5. URL filters: The URL filtering mechanism provides a customizable way to control the set of URLs that are downloaded. This is used to blacklist websites so that our crawler can ignore them. Before adding each URL to the frontier, the worker thread consults the user-supplied URL filter. We can define filters to restrict URLs by domain, prefix, or protocol type.
6. Domain name resolution: Before contacting a Web server, a Web crawler must use the Domain Name Service (DNS) to map the Web server’s hostname into an IP address. DNS name resolution will be a big bottleneck of our crawlers given the amount of URLs we will be working with. To avoid repeated requests, we can start caching DNS results by building our local DNS server.
7. URL dedupe test: While extracting links, any Web crawler will encounter multiple links to the same document. To avoid downloading and processing a document multiple times, a URL dedupe test must be performed on each extracted link before adding it to the URL frontier.
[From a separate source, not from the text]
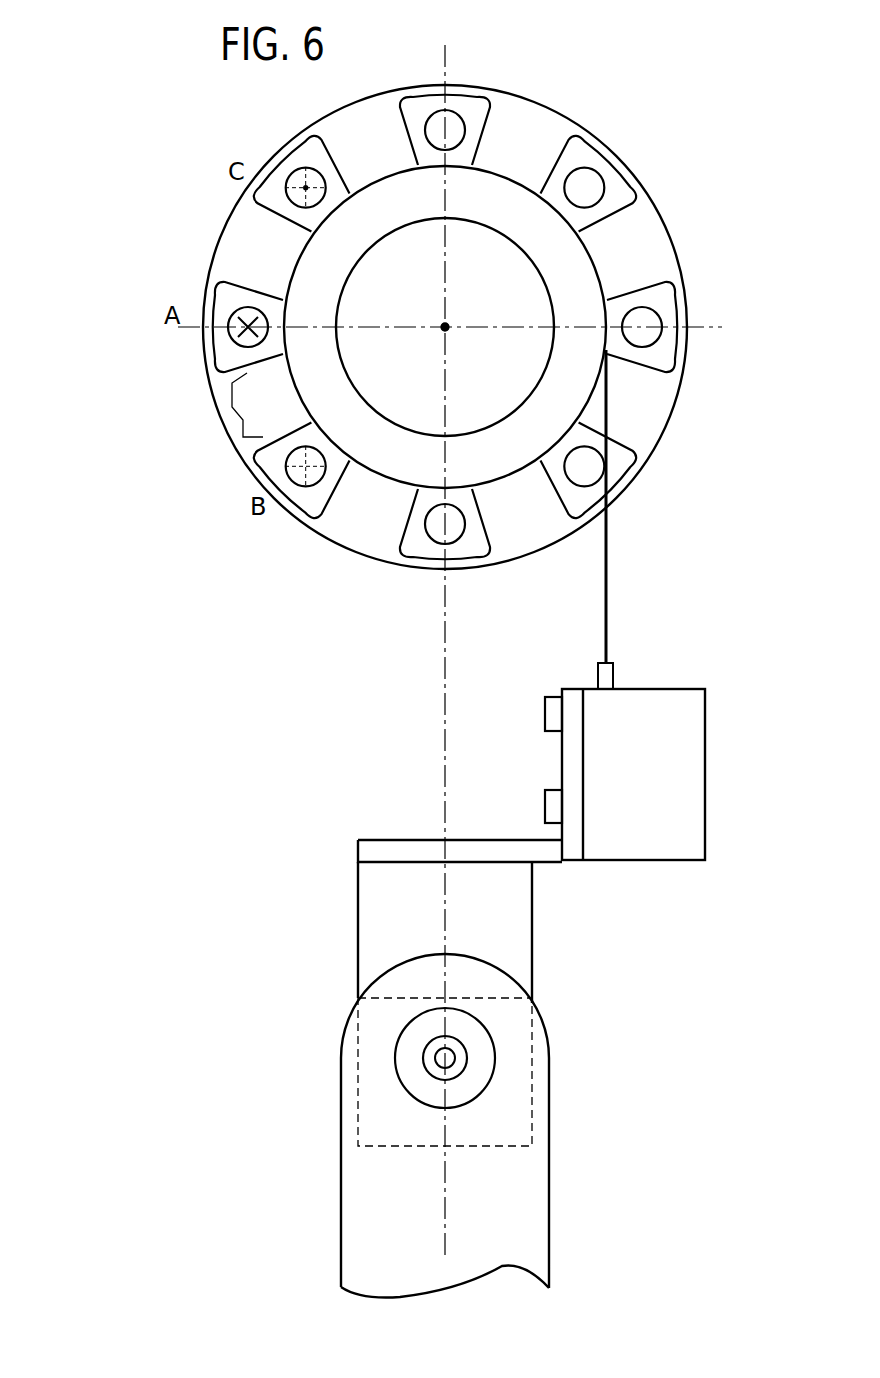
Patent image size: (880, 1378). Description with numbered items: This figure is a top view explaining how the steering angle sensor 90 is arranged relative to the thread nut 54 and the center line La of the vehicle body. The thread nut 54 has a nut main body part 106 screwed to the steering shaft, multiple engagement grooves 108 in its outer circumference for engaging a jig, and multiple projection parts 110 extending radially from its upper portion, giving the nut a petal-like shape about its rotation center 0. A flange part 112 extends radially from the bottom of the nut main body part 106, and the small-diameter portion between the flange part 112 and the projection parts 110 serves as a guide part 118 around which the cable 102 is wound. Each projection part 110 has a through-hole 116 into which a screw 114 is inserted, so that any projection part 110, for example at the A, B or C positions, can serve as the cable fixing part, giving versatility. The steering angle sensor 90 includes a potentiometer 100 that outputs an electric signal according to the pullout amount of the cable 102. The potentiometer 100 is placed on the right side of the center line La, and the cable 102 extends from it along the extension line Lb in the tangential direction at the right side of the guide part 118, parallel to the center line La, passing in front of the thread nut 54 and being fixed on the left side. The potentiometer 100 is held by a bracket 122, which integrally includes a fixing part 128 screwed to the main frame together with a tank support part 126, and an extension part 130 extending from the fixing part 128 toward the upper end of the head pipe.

To perform the URL dedupe test, we can store all the URLs seen by our crawler in canonical form in a database. To save space, we do not store the textual representation of each URL in the URL set, but rather a fixed-sized checksum.
To reduce the number of operations on the database store, we can keep an in-memory cache of popular URLs on each host shared by all threads. The reason to have this cache is that links to some URLs are quite common, so caching the popular ones in memory will lead to a high in-memory hit rate.
How much storage we would need for URL’s store? If the whole purpose of our checksum is to do URL dedupe, then we just need to keep a unique set containing checksums of all previously seen URLs. Considering 15 billion distinct URLs and 4 bytes for checksum, we would need:
15B * 4 bytes => 60 GB
Can we use bloom filters for deduping? Bloom filters are a probabilistic data structure for set membership testing that may yield false positives. A large bit vector represents the set. An element is added to the set by computing ‘n’ hash functions of the element and setting the corresponding bits. An element is deemed to be in the set if the bits at all ‘n’ of the element’s hash locations are set. Hence, a document may incorrectly be deemed to be in the set, but false negatives are not possible.
The disadvantage of using a bloom filter for the URL seen test is that each false positive will cause the URL not to be added to the frontier and, therefore, the document will never be downloaded. The chance of a false positive can be reduced by making the bit vector larger.
8. Checkpointing: A crawl of the entire Web takes weeks to complete. To guard against failures, our crawler can write regular snapshots of its state to the disk. An interrupted or aborted crawl can easily be restarted from the latest checkpoint.